Star Mother (Star Mother #1)(32)
“Can you change your color?”
The goat frowned and shook, fur turning more solidly black, eyes gaining a slightly amber hue, enough that horizontal pupils showed within them.
I leaned in close, mesmerized. “That’s quite the talent.”
“Have you met many shape-changing goats?”
Straightening, I put my hands on my hips. “Not with a sense of humor, no. Though my . . .” What to call Caen, now? “A friend of mine once had a goat that enjoyed head-butting children’s backsides. I suppose that was a little funny.”
He looked himself over. “It will take me three and a quarter times as many steps to travel in this form.”
“Do you grow tired?”
He considered. “In a way.” His fur shifted back to midnight, and his shape melted and grew until it was a hand’s breadth taller than I was, taking on the form of a man. I don’t know why it surprised me—most godlings were human shaped—but perhaps having met him as a horse, it was strange seeing him so much like myself.
Like before, he shuddered, and his colors shifted and muted into less celestial tones. His clothes were still dark with a purple hue, but his skin paled to the same shade as mine. His hair, whisking over his forehead like orchard grass, was the blackest black I’d ever beheld . . . or so I thought until I saw his eyes. They were blacker than the darkest spot of night, yet bright as polished obsidian. They were as black as the Sun was bright.
“I’ve found this is the least obtrusive form.” This time, his mouth moved with the words. “Unless I am in a place where mortal men ought not to be.”
I nodded dumbly, feeling a little warmer than I should. He certainly hadn’t modeled himself an unattractive mortal.
“If I am to act more like a mortal”—he gestured up the river, insinuating we should walk again—“then you must act more like a god.”
Adjusting my bags and slipping on my shoes, I followed his lead. “I am hardly a god.”
“You will meet those who do not agree with you.”
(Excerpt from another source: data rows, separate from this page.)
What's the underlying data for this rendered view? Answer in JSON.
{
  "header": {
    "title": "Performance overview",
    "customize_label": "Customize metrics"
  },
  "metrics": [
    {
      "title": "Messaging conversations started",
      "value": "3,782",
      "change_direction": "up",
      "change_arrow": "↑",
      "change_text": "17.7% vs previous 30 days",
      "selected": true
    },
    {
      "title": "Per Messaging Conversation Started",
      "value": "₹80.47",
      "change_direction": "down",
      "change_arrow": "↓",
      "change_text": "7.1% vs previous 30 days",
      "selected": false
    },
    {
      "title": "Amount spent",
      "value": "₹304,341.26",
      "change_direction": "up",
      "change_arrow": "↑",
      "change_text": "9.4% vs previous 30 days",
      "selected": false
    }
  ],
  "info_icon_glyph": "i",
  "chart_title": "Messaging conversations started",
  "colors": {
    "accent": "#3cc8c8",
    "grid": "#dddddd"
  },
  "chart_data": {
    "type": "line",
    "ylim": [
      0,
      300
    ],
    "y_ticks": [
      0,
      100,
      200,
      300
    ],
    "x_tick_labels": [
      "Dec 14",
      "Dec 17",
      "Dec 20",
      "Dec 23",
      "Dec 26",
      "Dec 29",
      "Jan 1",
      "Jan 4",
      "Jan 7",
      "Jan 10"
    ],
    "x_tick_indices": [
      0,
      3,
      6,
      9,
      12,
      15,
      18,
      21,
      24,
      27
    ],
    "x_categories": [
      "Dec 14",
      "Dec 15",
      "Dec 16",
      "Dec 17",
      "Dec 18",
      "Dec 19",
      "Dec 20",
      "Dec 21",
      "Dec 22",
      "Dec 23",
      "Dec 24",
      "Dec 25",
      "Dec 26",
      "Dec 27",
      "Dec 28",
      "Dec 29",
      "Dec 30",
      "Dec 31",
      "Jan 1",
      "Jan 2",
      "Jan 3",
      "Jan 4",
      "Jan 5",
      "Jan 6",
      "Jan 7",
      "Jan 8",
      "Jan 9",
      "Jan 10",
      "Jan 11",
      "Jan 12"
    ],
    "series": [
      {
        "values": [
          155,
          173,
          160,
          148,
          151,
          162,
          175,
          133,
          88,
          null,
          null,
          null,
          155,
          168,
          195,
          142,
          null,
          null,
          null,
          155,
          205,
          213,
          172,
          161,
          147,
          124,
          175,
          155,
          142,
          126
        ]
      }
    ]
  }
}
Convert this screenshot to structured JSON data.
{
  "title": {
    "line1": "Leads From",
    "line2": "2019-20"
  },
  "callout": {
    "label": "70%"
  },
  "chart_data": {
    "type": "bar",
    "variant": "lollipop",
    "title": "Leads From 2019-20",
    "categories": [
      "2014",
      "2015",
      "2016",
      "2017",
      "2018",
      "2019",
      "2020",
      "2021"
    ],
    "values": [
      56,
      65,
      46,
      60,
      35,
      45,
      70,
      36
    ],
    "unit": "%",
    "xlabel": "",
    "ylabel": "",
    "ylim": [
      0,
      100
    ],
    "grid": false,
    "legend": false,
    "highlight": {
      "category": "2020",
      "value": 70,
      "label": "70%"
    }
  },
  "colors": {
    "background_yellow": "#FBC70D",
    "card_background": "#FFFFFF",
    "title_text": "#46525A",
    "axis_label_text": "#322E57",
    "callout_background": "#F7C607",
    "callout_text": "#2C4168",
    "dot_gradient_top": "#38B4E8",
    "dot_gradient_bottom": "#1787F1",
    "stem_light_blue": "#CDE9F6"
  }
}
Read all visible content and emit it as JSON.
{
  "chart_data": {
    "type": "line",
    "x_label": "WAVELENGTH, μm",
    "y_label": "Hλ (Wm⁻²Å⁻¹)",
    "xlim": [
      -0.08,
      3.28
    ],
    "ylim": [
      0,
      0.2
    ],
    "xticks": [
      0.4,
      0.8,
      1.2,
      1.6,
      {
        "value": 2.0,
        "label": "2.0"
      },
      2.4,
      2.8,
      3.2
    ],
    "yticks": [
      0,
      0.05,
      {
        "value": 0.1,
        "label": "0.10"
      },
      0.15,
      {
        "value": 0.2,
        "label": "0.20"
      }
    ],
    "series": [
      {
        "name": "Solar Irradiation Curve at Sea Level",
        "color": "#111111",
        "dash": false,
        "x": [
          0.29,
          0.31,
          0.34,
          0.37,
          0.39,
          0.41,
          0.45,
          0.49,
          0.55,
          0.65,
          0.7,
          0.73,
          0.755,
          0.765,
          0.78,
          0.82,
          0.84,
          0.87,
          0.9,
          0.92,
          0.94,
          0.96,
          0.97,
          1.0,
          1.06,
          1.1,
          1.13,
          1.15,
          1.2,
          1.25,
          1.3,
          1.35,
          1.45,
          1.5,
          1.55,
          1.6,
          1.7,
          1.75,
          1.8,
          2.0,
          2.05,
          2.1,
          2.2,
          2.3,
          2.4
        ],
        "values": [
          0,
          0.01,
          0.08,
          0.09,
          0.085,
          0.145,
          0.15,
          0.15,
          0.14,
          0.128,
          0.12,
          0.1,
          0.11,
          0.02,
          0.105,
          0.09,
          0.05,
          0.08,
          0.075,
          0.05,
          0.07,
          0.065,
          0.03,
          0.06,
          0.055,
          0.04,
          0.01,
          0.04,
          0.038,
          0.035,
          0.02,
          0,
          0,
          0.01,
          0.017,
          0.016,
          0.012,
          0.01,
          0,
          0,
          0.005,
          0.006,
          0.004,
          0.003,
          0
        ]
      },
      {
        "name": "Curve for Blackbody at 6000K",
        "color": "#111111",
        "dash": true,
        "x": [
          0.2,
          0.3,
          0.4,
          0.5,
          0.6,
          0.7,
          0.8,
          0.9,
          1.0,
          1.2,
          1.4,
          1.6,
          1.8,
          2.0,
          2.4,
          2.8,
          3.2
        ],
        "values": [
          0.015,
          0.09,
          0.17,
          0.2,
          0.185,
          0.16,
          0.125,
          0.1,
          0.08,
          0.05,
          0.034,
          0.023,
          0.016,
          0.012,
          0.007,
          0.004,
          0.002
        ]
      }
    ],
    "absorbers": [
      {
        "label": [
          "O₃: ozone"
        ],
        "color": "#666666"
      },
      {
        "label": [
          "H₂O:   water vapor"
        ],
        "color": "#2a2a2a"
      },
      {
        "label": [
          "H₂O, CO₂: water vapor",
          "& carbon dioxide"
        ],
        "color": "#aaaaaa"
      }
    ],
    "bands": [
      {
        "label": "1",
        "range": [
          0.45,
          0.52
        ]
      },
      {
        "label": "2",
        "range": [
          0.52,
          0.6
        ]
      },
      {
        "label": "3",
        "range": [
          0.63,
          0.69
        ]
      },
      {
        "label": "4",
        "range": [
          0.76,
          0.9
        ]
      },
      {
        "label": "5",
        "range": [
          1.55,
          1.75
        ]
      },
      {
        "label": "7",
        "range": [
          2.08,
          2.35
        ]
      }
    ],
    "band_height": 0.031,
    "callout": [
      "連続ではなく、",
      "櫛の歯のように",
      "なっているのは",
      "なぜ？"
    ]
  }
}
Thinking of Father Aedan and Shila, I sighed, feeling every bit as petulant as Ristriel had claimed mortals to be. “All right, I’ll humor you. How do I act more like a god? Glow at people?”
His lip quirked. “Yes.”
I shook my head, pinching my lips to keep from smiling. The river curled south, but this time Ristriel kept moving straight ahead, utterly confident in his direction. We’d be in the woods again in half a mile.
“You must act superior.” He was quieter, watching the ground pass under his feet. “Like you are better than those around you.”
“Better than mortals?” I retrieved the cheese from my pocket and chewed and swallowed another bite. “Do you think you’re better than me?”
“You are not a true mortal.”
“But if I were?”
He didn’t answer for several paces. “I might make an exception.”
Something about the answer warmed me. It was a comfortable warmth, like curling up by a hearth with a new thread and needle. It was the most at peace I had felt since returning home. It was easy to forget myself, to forget this godling’s secrets, when he was charming. Yet I did not think he was aware that he was.
We stepped into the forest, though the trees were thinner and farther apart than they had been before, as though a fire had swept through some hundred years ago. The terrain was flatter as well, which made for easier travel.
“How much farther?” I asked.
“To Nediah?” Ristriel was about to step through a tree, then stopped himself and walked around it instead. “Two hundred forty-three miles and a third.”
My pace slowed. “That’s incredibly specific.” He didn’t have so much as a compass on him, let alone a map.
“I have watched Earth Mother turn for a long time.”
There was no mirth in the statement. It was as though he were remembering something unhappy, like the death of a loved one or the loss of a home. I wondered at it, but he closed into himself, shifting back into a horse. Though, by his size, he was more of a pony.
He didn’t appear to notice he had shifted. And for some odd reason, it felt cruel to point it out to him.
CHAPTER 11
I found some spring tubers along our way and pulled them, explaining to Ristriel that while I had some money, it was best to be self-sufficient. I showed him what edible plants I managed to find, and for the rest of the day, he pointed out any he saw as we walked, for in his Sunlit state, he wasn’t able to pick any of them. We made camp in the evening, and when night fell, he shifted into a midnight wolf and raced out into the forest, returning an hour later with a hare. I thanked him, and he watched me in wonder as I pulled out a knife to skin it.
Preparing animals for meals was something I had done often in Endwever—rabbits, squirrel, or fowl. But when I pierced my knife through the hare’s hide and drew it down, that same burning shiver from days before coursed up my spine, and I dropped both tool and catch together, my hands shaking.
It had felt like that. The birth of my star. Like someone had stabbed me with a knife and cut me open head to hip.
“You’re hurt.” The wolf stepped closer. He sniffed my hands, but the only blood on them was from my dinner.
“No.” I wiped my fingers on the wild grass and then hugged myself. “No, I’m not. I just . . . remembered something.”